My Stroke of Insight: A Brain Scientist's Personal Journey
- Author: Jill Bolte Taylor
- Language: English
- Publisher: Viking
- Publication date: May 12, 2008
- Publication place: United States
- Media type: Print (Hardback)
- Pages: 192
- ISBN: 0670020745

= My Stroke of Insight =

2008 autobiography by Jill Bolte Taylor

My Stroke of Insight: A Brain Scientistʼs Personal Journey (2008) is a New York Times bestselling and award-winning book written by Dr. Jill Bolte Taylor, a Harvard-trained neuroanatomist. In it, she tells of her experience in 1996 of having a stroke in her left hemisphere and how the human brain creates our perception of reality and includes tips about how Dr. Taylor rebuilt her own brain from the inside out. It is available in 29 languages.

==Critical reception==
Desmond O'Neill, M.D. writes in the New England Journal of Medicine that although the account is gripping and insightful, it is "burdened by an interpretation of stroke through the narrow lens of hemispheric function." He also argues that the advice Taylor gives to stroke patients might not be valuable for all stroke patients.

Bert Keizer, a Dutch geriatrician, reviewed the book and described it as "neurosophy", where the author sees brain neurons as the foundation for religious experience.
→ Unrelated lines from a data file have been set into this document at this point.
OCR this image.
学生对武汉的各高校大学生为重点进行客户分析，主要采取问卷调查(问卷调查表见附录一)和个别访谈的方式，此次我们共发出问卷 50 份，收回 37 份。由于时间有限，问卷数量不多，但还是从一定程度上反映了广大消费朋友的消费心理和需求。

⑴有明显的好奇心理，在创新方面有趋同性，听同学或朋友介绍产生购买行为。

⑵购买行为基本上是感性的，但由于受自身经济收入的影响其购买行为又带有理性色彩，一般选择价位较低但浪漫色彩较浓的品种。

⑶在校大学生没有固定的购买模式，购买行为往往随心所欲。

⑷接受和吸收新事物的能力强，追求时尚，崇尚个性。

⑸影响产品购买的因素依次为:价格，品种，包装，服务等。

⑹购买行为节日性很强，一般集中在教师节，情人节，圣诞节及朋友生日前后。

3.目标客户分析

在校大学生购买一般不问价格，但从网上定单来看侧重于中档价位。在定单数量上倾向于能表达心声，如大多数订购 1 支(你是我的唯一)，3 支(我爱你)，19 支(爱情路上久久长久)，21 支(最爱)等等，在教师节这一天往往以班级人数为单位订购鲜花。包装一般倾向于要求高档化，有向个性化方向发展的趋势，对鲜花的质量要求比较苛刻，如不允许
==Publication, editions and bestseller status==
The book was initially released in October 2006 as a paperback by Dr. Taylor through the self-publishing company Lulu. It was then sold to Clare Ferraro at Viking, an imprint of Penguin Random House, in a dramatic auction conducted by Dr. Taylor's transmedia agent and attorney Ellen Stiefler and published in hardcover by Viking on May 12, 2008 (ISBN 0670020745).

The hardcover edition debuted near the top of the New York Times Non-fiction Hardcover Bestseller list. My Stroke of Insight spent sixty-three weeks on the New York Times Bestseller Lists, reaching number 4.

The paperback edition was released May 26, 2009, by Plume (ISBN 0452295548) My Stroke of Insight is also available in electronic e-book, large print and audio book forms.

== Ballet ==
Cedar Lake Ballet Company made a ballet about My Stroke of Insight called Orbo Novo. The piece's title is drawn from a 1493 reference to North America by Spanish historian Pietro Martire d'Anghiera. But the "new world" that Cherkaoui is exploring is current theories about the brain, and the text that the 17 dancers speak during the first moments of the 75-minute work comes from My Stroke of Insight, neuroanatomist Jill Bolte Taylor's uncanny recollection of her stroke. The choreography is based on the ramifications of a single resonant idea: the duality between rationality (the left brain) and instinctive, sensual responses (the right brain); between control and the lack of it; between balance and instability, solitude and society. "Thus were the dancers speaking Taylor's words (“My spirit soared free like a great whale gliding through the sea of silent euphoria”), while they physically embodied brain waves and misfiring synapses, with a nod, perhaps, to the double helix: rubbery splayed limbs; über-arched backs; ever-rippling torsos." “‘Orbo Novo’ is a humorous and insightful take on (Taylor's) story,” said dancer Jubal Battisti. “It has a lot to do with the hemispheres of the brain switching between left and right and what that reveals.”